Cutting Edge Melanoma Treatment at Sheba Medical Center
What is Melanoma?
Skin cancer is not an especially common form of cancer. However, melanoma is the most deadly type of skin cancer. In fact, melanoma accounts for more deaths than all other forms of skin cancer combined.
Melanoma originates in the melanocytes, the cells that produce the skin pigment called melanin. Although people with dark skin have more melanin, it is actually those with light skin who have the highest risk of melanoma.

What are the Stages of Melanoma?
| Stage 0
Also known as melanoma in situ – This is extremely early melanoma that is limited to the epidermis, the topmost layer of the skin.
| Stage 1
The disease is still confined to the skin, but the melanoma has become as thick as 1 mm.
| Stage 2
The melanoma has not yet spread from the skin, but it now may be as thick as 4 mm. Furthermore, the skin in this area may be ulcerated.
| Stage 3
At this stage, the cancer has spread over a significant area of the skin or to a nearby lymph node.
| Stage 4
This stage indicates distant metastases. In other words, the melanoma has traveled to an area distant from the source such as a lymph node, organ, or new skin area.
What is the Treatment for Melanoma?
Depending on the stage of cancer and the unique circumstances of the patient, melanoma treatment may consist of surgical excision, chemotherapy, radiation therapy, immunotherapy, or a combination of these approaches. Sheba Medical Center is the home of the Ella Lemelbaum Institute for Immuno-Oncology, a world-class facility for melanoma treatment. Here, melanoma patients receive tailor-made medicine in the fight against melanoma. Our multidisciplinary team of dermatologists, surgical oncologists, medical oncologists, radiation oncologists, and support staff take a holistic approach to determine the best course of action. For small patches of melanoma in the early stages, this course of action may be simple surgical excision. Larger melanomas may require surgical removal along with chemotherapy or radiotherapy. However, patients with advanced or recalcitrant melanoma may benefit from one of our most cutting-edge treatments – tumor-infiltrating lymphocyte (TIL) therapy. This treatment uses the patient’s own immune system’s elite cancer-killing lymphocytes, a type of white blood cells. The lymphocytes are extracted from the patient and grown to very large numbers in our advanced laboratory. Then the lymphocytes are reintroduced into the patient’s body, where they hunt down tumor cells.
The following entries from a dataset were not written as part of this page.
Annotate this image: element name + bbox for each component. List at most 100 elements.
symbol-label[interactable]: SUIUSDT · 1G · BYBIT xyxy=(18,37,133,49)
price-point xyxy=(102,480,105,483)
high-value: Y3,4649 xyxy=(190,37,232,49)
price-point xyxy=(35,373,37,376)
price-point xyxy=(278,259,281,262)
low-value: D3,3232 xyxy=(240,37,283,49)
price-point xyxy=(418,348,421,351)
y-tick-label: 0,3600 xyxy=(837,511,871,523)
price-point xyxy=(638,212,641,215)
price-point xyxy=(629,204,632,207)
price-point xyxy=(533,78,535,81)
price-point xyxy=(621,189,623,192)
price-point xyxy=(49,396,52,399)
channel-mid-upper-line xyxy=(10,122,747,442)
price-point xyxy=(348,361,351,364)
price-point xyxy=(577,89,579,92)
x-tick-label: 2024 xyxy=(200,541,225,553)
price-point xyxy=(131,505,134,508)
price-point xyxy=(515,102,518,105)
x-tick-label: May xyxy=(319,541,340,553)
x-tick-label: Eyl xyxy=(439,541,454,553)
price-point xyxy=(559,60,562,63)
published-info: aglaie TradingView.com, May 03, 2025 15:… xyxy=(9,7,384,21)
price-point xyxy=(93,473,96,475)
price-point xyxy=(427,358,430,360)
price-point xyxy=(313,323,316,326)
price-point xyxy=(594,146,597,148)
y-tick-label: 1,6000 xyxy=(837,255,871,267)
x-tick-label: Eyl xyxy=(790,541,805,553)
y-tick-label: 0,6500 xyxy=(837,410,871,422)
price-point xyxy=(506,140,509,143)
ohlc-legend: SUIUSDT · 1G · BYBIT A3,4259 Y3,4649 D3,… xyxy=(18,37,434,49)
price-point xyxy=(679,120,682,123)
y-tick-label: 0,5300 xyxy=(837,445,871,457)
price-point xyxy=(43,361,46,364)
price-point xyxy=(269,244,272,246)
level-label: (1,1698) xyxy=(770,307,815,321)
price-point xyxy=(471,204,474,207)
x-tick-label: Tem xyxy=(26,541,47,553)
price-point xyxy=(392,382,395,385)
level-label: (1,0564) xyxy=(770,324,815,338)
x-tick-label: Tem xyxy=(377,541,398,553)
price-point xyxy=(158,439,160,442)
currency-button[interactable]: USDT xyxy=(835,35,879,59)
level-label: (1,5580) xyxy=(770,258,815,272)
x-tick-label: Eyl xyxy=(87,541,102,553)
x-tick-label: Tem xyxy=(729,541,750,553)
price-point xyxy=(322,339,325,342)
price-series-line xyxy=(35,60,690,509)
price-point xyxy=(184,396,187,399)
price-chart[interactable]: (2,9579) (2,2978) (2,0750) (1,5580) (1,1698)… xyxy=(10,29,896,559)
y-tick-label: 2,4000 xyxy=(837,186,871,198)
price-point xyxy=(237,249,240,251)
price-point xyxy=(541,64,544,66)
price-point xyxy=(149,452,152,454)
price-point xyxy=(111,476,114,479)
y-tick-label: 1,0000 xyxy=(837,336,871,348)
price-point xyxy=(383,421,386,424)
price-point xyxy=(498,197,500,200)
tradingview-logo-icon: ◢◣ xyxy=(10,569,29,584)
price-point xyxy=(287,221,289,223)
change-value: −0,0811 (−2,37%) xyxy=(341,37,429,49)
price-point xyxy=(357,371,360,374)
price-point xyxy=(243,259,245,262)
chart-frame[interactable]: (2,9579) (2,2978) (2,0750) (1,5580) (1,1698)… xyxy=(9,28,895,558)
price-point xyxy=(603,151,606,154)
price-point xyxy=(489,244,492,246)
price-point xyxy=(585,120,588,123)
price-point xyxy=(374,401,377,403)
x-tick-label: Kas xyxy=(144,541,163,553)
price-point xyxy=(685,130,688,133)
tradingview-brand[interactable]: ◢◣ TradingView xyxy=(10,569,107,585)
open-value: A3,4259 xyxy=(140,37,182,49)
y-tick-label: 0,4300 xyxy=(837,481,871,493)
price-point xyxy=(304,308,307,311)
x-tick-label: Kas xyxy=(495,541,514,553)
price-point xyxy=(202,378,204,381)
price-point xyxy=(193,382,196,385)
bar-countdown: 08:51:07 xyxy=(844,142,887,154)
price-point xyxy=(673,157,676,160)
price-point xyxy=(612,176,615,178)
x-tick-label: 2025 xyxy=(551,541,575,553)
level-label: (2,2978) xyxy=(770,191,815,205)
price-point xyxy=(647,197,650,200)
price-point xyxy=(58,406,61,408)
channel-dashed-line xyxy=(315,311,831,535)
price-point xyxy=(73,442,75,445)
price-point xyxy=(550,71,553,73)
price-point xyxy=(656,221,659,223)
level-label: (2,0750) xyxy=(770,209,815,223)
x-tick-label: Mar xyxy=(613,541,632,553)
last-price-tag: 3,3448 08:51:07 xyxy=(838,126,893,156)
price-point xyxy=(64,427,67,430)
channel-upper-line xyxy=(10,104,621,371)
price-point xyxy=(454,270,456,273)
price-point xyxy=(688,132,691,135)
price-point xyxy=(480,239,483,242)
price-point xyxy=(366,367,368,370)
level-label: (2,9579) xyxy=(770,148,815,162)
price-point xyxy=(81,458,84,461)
Fecal microbiota transplant
A gut microbiome is the totality of microorganisms, bacteria, viruses, protozoa, fungi, and their collective genetic material present in each person’s gastrointestinal tract. Recently, scientists discovered that the microbiome works closely with the immune system so that a change in the flora of the bacteria has an effect on the body’s immune response to many health conditions, including treatments for oncological diseases. By eradicating the microbiota of a melanoma patient who is unresponsive to immunotherapies and replacing it with bacteria taken from melanoma patients who have responded to the treatment, through the use of a fecal transplantation, this procedure can significantly improve a patient’s body’s responsiveness to immunotherapy.
Immunophoresis
The innovative Immunophoresis approach uses a special filter to remove specific immune-suppressive cytokines produced by cancer tumors. Selective removal of these targeted cytokines is intended to neutralize the cancer’s ability to block natural immune defense mechanisms, which are significantly compromised during late-stage, metastatic cancer. In this manner, the treatment re-energizes the immune system to aggressively fight the malignancy. An added benefit lies in the relative lack of side effects or detrimental impact on quality of life typical of other cancer treatments.